Du vent dans les palmes
- Par arcimboldodejuin
- Le 29/10/2022
- Dans Voyages
Il est trois grammes moins le quart à l'apéritif de ma terrasse en bois tropical.
Les mains prises par mon petit verre de rosé, je m'écris une bafouille du front.
La nuit s'approche bruissant d'une vie grenouillère inimaginée pourtant réelle.
Le ciel va se répandre en galaxies infinies sur sa méridienne équatoriale.

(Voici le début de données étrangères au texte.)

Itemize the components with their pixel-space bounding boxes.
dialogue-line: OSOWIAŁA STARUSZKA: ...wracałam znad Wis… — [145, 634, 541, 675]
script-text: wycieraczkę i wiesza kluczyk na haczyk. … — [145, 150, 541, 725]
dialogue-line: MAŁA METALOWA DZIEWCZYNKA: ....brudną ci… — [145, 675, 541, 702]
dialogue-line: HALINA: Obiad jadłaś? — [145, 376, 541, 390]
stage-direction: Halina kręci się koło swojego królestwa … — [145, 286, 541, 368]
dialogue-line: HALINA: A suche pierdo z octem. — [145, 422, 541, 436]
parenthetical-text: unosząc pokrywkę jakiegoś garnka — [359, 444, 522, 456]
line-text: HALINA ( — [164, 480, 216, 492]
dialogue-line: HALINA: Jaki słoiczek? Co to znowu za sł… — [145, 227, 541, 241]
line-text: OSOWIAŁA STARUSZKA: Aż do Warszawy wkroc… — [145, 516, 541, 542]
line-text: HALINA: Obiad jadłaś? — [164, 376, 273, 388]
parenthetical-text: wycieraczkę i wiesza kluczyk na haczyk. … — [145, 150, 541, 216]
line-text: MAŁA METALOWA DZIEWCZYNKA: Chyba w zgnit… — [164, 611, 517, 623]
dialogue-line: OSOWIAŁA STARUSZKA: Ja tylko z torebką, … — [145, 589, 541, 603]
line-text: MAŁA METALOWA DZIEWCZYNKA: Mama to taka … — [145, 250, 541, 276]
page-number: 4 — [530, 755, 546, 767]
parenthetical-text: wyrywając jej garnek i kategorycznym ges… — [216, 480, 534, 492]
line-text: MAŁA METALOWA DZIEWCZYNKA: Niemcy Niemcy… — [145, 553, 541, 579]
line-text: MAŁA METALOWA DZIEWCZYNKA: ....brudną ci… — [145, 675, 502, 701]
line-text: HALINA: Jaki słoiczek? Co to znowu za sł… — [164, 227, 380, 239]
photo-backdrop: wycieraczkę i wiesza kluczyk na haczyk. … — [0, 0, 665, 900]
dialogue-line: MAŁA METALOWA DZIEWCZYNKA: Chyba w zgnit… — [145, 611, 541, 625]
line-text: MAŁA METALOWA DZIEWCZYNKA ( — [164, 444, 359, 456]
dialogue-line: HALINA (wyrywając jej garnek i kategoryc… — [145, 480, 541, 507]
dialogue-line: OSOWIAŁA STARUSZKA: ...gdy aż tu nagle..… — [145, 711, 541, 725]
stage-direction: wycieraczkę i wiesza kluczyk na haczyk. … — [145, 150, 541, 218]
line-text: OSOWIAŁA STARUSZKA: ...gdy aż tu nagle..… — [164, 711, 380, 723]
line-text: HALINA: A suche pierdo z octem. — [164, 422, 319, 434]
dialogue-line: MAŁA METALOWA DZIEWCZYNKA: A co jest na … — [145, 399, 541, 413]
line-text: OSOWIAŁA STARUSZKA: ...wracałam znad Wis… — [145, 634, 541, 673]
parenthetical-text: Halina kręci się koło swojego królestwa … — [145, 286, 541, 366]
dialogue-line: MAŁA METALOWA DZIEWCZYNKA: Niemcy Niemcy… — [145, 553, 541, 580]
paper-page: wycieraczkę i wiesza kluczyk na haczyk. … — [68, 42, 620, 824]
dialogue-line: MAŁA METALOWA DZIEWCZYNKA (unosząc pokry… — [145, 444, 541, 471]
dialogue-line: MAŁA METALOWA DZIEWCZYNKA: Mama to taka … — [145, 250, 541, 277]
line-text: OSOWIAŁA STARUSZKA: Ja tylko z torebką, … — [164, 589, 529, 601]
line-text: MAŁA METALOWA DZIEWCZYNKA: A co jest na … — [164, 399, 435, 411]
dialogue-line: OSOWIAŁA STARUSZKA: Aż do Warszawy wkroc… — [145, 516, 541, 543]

Clair Debussy pour lune carribéenne
Le plein astre rond ondule pour nous ce soir
En se mirant la face dans une mer du Sud lisse comme une paume
A la surface de laquelle nous avons pris le virage d'une vie au frein à main


Tout est allé si vite.
Trois mois écoulés d'une rare intensité.
Il aura fallu replier, nettoyer, vendre, jeter, emballer, emporter, décharger.
Se séparer.
Hébus petit chat roux rayé, mascotte familiale s'est définitivement égaré dans la bataille.
Les huit vies qui lui restent n'ont pas fini de nous hanter.
Nous avons effacé 40m3 de vie et fait fondre quelques kilos de gras supplémentaires.
Nous avons dit adieu, une fois.
Nous avons dit au revoir cent fois.
Nous avons raconté, expliqué, justifié, rassuré, planifié mille fois.
Nous y voilà, dans notre masure anti-cyclone. A l'attendre.
C'est vendredi mais les écoles ont fermé tôt. Fiona va arriver.
La tempête tropicale qui court le long de l'échine Atlantique va bientôt s'essuyer les pieds sur nous.
La piqure de rappel d'une propié-terre à ses hommes loca-terre.
Belle ile en mer, Marie Galante, Karukera. Entre Voulzy et Souchon.
Entre plage de carte postale et jungle impénétrable où des phylodendrons géants enserrent des bambous comme
des cuisses, où les lianes s'emmêlent aux bananiers quand ce ne sont pas des manguiers.
Entre soleil ardent et pluies torrentielles.
Entre Mer Caraibes et Océan Atlantique.
L'ile aux pirates. Toujours peuplée de flibustiers.
Même s'ils ont troqué leurs perroquets contre des téléphones mobiles, même s'ils ont remplacé leurs galures à plumes contre des bonnets à dreadlocks en bas de contention.
Ils ont gardé leur breloque dorée en pendants et anneaux de nez ou d'oreilles.
Et leur air patibulaire quand ils sont au volant, où l'on devine à leur air louche qu'ils sont toujours borgnes et qu'ils ont la jambe de bois bloquée sur l'accélérateur.
On voit bien l'effet de la canne aussi dans certains regards en-rhumés, bas de la paupière, perdus sur un horizon qui tangue que l'on croise certains matins dans les rues moites de la Pwente.
Ils n'auront pas le colonel en retraite en barquasse Sang d'Heros, mille sabords.
Tandis que je m'égare en graffitis callygraphes la palette du ciel s'éclaire d'une lumière à faire palir un peintre.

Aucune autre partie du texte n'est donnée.